The Cortex XSIAM data collector can collect Audit Trail and Security Monitoring event logs from Salesforce.com. During setup of this data collector, you can choose to accept the default collection settings, or exclude the collection of content metadata and accounts.
The Salesforce.com data collector fetches events, and objects and metadata, including:
Login history
Setup audit trail
Flow Execution events
Transaction Security events
Content Distribution events
Package Install events
You can create multiple Salesforce.com data collector instances in Cortex XSIAM, for different parts of your organization.
Data are intentionally collected with a delay, to ensure that all the logs have been collected (to mitigate the effects of lags on the Salesforce.com side).
When Cortex XSIAM begins receiving logs, it creates new datasets for them, called salesforce_<object>_raw
. Examples of <object>
include:
connectedapplication
permissionset
profile
groupmember
group
user
userrole
document
contentfolder
attachment
contentdistribution
tenantsecuritylogin
useraccountteammember
tenantsecurityuserperm
account
audit
login
eventlogfile
You can use these datasets to perform XQL search queries. For example queries, refer to the in-app XQL Library.
Prerequisites
To manage collection integration in Cortex XSIAM, ensure that you have the privilege to View/Edit Log Collections (for example, Instance Administrator).
To avoid errors, the minimum required Salesforce.com editions are Professional Edition with API access enabled, or Enterprise Edition, or higher.
How to
To use the client credentials flow required for Salesforce.com–Cortex XSIAM integration, you must create a connected app for Cortex XSIAM in Salesforce.com, and configure its OAuth settings and access policies.
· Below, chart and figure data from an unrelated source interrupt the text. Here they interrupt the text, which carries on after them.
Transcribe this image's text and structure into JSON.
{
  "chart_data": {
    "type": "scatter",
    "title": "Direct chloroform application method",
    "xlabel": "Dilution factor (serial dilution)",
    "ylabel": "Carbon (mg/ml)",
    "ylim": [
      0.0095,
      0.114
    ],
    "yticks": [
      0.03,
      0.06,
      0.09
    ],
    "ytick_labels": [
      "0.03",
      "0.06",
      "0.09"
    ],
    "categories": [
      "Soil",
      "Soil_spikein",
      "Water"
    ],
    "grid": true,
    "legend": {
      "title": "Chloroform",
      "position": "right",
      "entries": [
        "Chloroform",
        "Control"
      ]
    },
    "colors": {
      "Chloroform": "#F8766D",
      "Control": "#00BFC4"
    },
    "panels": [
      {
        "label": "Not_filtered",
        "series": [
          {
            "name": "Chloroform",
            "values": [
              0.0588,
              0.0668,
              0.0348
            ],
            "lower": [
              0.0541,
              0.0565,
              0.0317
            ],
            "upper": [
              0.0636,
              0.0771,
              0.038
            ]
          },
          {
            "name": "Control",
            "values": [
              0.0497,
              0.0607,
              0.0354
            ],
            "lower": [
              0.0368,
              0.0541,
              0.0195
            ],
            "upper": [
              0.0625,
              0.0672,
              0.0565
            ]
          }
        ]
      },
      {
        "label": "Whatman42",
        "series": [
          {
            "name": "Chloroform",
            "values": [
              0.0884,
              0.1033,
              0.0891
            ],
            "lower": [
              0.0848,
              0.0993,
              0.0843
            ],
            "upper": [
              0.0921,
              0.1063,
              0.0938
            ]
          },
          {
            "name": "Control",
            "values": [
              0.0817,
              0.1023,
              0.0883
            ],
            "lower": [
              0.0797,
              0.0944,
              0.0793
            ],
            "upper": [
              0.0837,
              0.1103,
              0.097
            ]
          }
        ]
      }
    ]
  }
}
Following these activities, configure Cortex XSIAM.
Note
For more detailed reference information, see Configure a Connected App for the OAuth 2.0 Client Credentials Flow.
Unlike other data collector setups, in this case, the setup includes obtaining an OAuth 2.0 code from Salesforce.com, and this code is only valid for 15 minutes. Therefore, make sure that you enable the data collector within 15 minutes of obtaining the authorization code.
Perform the following procedures in the order that they appear, below.
Troubleshooting
If for any reason, the token is not created and sent to Cortex XSIAM, after a timeout period, an authorization failure error will be returned for the collector instance. In this case, try again by clicking Edit (pencil icon) for the collector instance. The log collection window will be displayed again, where you can edit settings and retry getting the authorization code.